Elsevier is looking for a Data Scientist to play a pivotal role in developing and deploying Generative AI models and solutions. You will be responsible for building, testing, and maintaining our Generative AI, RAG, and NLP solutions, engaging in the entire life cycle of data science projects.
What You'll Do
- Collect data, perform analysis, develop models, and present findings to stakeholders.
- Create production-ready Python packages for data science pipeline components and coordinate their deployment.
- Design, develop, and deploy Generative AI models and solutions that meet specific business needs.
- Optimize and customize Retrieval Augmented Generation (RAG) pipelines.
- Ingest, preprocess, and transform large-scale multilingual content for model input.
- Build Agentic RAG systems using tools like LangChain, AutoGen, or Haystack.
- Fine-tune large language models (LLMs) and transformer models to enhance accuracy.
- Implement guardrails and evaluation mechanisms to ensure responsible and ethical AI usage.
- Conduct rigorous testing and evaluation of AI models to ensure performance and reliability.
- Integrate data science components and maintain pipeline robustness against model drift.
- Establish reporting processes and develop automatic re-training strategies.
- Work collaboratively with cross-functional teams to integrate AI solutions into products.
- Mentor junior data scientists and contribute to team knowledge-sharing.
- Stay current with the latest advancements in AI, machine learning, and NLP.
What We're Looking For
- A Bachelor's or Master’s in Computer Science, Data Science, Artificial Intelligence, or a related field.
- 3+ years of applied experience in data science, with a focus on Generative AI, NLP, and machine learning.
- Proficiency in Python for data analysis, model development, and deployment.
- Strong experience with transformer models and fine-tuning techniques for LLMs.
- Proficiency in Generative AI technologies, including using LLMs via API, evaluation tools, and prompt engineering.
- Knowledge and practical implementation of various RAG pipelines.
- Experience with advanced algorithms in deep learning, neural networks, reinforcement learning, and transfer learning.
- Familiarity with traditional ML algorithms for model building, validation, and testing.
- Understanding of AI ethics, guardrail implementation, and evaluation metrics.
- Familiarity with cloud platforms for model deployment and production-ready pipelines.
- Proficiency in data visualization tools and techniques.
- Experience with version control systems, Jira, and working in an Agile environment.
- Proficient in using *nix systems, open-source software, Jupyter Notebook, and cloud computing.
- Excellent problem-solving and analytical skills with strong attention to detail.

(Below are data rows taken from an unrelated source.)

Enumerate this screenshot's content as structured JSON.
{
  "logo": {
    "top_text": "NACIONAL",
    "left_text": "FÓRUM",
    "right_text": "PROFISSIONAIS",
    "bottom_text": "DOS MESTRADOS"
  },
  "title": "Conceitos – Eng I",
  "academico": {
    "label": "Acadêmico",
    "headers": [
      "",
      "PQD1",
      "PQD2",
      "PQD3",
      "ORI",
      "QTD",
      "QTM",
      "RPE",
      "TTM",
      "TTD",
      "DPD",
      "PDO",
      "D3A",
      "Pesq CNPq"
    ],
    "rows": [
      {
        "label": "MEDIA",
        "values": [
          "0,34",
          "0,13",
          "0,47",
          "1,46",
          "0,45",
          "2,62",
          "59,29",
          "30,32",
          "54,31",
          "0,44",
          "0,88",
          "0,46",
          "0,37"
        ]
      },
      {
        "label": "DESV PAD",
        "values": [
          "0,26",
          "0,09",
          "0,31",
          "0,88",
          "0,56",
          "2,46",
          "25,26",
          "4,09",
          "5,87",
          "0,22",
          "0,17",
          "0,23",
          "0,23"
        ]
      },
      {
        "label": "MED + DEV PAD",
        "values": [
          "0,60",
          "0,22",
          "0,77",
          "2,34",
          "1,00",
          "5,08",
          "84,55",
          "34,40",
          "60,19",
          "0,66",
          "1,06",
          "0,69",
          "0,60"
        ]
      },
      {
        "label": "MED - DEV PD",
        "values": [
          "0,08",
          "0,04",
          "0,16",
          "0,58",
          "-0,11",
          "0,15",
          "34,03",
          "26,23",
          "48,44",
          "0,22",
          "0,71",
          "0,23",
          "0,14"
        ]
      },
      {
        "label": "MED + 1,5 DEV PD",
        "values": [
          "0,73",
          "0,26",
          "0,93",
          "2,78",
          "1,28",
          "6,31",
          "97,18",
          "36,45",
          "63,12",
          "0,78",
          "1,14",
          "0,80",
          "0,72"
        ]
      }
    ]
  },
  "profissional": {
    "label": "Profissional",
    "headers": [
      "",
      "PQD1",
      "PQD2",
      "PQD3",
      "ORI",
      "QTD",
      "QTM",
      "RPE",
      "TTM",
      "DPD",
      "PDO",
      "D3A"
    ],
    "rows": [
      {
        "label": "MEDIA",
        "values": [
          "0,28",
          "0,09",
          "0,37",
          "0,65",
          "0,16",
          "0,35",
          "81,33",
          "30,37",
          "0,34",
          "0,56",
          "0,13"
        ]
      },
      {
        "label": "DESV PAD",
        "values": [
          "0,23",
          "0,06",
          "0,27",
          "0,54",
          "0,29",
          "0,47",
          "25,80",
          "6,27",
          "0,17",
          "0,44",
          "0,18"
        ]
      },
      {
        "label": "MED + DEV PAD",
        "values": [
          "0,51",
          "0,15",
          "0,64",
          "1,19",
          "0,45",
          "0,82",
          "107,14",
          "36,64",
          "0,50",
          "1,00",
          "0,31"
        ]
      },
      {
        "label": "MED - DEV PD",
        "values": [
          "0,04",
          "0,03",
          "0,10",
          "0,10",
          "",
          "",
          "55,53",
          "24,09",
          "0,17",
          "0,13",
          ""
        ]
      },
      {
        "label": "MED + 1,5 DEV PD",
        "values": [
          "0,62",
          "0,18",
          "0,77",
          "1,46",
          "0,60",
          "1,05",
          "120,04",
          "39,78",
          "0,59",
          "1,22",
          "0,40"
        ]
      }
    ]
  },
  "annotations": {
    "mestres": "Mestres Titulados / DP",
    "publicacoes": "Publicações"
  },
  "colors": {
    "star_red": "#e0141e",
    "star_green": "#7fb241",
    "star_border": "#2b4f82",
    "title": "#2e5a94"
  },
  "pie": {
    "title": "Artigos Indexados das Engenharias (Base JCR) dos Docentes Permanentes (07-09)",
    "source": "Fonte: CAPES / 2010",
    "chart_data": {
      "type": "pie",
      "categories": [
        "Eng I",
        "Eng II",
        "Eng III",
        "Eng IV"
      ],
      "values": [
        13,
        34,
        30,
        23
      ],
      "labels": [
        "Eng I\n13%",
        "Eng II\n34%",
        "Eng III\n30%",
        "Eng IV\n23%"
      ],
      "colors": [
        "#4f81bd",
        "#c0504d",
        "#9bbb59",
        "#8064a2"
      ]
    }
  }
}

- Strong communication skills and ability to work effectively in a team.
Nice to Have
- Experience with end-to-end model deployment, leveraging AI agents, Model Context Protocol (MCP), and cloud platforms like AWS (including Bedrock) or Azure.
- Experience in Java.
Technical Stack
- Python, Generative AI, Machine Learning, NLP
- Transformer models, LLMs, RAG
- LangChain, AutoGen, Haystack, MCP
- AWS, AWS Bedrock, Azure
- GitLab, GitHub, Jira, Jupyter Notebook
Team & Environment
You will be part of the Data Operations team, collaborating closely with Subject Matter Experts (SMEs) and the technology team.
Benefits & Compensation
- Flexible work environment (remote, hybrid, on-site)
- Shared parental leave
- Study assistance
- Sabbaticals
- Access to wellness programs
- Health insurance options for you and your family
- Group life and accident insurance
- Employee assistance programs and mental health resources
- Flexible working arrangements
- Paid time-off options, including sick leave, vacation, and public holidays
- Subsidized meals and free transportation in select locations
Work Mode
This role offers a hybrid work arrangement.
Elsevier is an equal opportunity employer: qualified applicants are considered for and treated during employment without regard to race, color, creed, religion, sex, national origin, citizenship status, disability status, protected veteran status, age, marital status, sexual orientation, gender identity, genetic information, or any other characteristic protected by law.